At Wood Green Crown Court on Tuesday, 50-year-old Gallagher, from Marlborough, Wiltshire, admitted three counts of perverting the course of justice.

She was bailed ahead of sentencing on 19 May.

Two further allegations of perverting the course of justice, relating to her disputed claims of sexual assault, are set to lie on file.

'Fighting for her life'

A 2024 employment tribunal ruling sets out how Gallagher alleged she had been sexually assaulted by a Bunzl colleague, shortly after an investigation was launched into whether she had submitted a fraudulent bill for a hotel stay on expenses.

While mounting a case against the firm in 2020 and 2021, she made a series of false claims that Transport for London (TfL) had CCTV footage to support her sexual assault allegation.

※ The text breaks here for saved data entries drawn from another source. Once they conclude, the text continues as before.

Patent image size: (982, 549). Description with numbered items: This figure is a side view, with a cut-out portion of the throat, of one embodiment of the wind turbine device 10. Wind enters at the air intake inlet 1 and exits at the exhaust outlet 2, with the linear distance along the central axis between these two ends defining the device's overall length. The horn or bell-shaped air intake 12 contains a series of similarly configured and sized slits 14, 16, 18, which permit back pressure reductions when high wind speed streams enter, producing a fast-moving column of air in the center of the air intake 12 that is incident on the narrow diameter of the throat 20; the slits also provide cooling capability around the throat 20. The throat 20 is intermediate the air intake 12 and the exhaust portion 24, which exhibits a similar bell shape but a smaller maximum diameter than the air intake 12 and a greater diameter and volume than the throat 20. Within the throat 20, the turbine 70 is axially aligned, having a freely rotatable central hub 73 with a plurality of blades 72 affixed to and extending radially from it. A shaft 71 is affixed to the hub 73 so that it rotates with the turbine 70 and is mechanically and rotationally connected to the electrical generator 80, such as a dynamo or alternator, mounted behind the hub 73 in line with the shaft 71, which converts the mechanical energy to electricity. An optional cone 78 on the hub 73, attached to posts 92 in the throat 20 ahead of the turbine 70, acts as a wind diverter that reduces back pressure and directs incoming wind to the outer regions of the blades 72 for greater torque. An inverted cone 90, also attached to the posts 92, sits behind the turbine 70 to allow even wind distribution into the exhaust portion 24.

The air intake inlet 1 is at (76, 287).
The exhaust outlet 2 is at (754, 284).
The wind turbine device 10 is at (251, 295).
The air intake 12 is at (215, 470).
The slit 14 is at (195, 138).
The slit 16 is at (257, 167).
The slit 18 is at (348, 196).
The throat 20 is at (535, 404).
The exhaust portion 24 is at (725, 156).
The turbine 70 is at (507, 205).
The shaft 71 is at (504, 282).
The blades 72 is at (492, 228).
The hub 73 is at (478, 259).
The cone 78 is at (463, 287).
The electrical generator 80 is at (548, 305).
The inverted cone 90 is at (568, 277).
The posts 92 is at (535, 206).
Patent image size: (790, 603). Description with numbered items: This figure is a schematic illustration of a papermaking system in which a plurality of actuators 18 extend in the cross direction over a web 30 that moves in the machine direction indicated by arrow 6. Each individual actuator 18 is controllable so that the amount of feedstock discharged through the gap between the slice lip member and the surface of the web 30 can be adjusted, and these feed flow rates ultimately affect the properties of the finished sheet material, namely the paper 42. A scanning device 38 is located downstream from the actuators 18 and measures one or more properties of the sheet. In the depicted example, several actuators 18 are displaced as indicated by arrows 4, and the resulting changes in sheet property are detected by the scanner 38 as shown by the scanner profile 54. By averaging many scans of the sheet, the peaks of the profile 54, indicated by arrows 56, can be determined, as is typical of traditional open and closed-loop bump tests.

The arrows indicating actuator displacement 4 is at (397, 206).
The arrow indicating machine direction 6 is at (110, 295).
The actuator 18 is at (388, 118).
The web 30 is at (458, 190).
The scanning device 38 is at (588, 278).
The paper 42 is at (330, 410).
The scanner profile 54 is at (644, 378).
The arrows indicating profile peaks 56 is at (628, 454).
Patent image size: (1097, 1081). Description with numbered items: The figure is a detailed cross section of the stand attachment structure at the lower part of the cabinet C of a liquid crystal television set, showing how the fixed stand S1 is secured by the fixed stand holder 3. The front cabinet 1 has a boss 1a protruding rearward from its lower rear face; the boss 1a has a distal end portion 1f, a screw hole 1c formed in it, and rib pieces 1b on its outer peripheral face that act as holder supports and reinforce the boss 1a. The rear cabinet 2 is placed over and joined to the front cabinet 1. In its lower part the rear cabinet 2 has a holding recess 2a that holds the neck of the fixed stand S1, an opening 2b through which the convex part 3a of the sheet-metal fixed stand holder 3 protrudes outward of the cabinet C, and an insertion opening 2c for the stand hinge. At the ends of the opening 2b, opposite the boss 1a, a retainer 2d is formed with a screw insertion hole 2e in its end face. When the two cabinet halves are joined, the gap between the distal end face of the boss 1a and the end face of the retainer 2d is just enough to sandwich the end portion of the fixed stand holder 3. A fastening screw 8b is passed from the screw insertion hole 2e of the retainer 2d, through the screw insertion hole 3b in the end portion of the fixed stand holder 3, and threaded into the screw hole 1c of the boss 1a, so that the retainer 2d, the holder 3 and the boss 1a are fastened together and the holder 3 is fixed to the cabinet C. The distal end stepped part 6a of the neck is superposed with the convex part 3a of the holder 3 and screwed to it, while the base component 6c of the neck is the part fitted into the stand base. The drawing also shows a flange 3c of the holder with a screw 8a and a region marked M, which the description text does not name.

But TfL denied providing Gallagher with information, and told Bunzl's lawyers that any CCTV footage would already have been wiped.

When the defendant's case began to unravel, she produced a bogus note apparently signed by a leading doctor claiming she was "fighting for her life" and needed a two-year adjournment so she could receive treatment for breast cancer.

Gallagher's tribunal claim was thrown out, and she was ordered to pay £8,000 to cover Bunzl's legal costs.

She has admitted "manufacturing" emails from the Metropolitan Police, supposedly from 2022 and 2023, to support her claim that there was an eyewitness to a sexual assault when she worked at Essity.

'False evidence'

Employment Judge Rebecca Eeley concluded that Gallagher had a "propensity to lie" to gain an advantage, and she had "knowingly misled" the tribunal about the existence of TfL evidence via a "forged or doctored document".

Gallagher first made claims of sexual harassment and bullying against Essity when she was placed under investigation by the company for allegedly falsifying documents and being dishonest.

The judge concluded that Gallagher had "repeatedly provided false evidence during the course of these employment tribunal proceedings.

"She has directly deployed and tried to rely on such dishonest evidence in letters to the tribunal and in her claim."

Gallagher is to be assessed by a psychiatrist ahead of her sentencing hearing.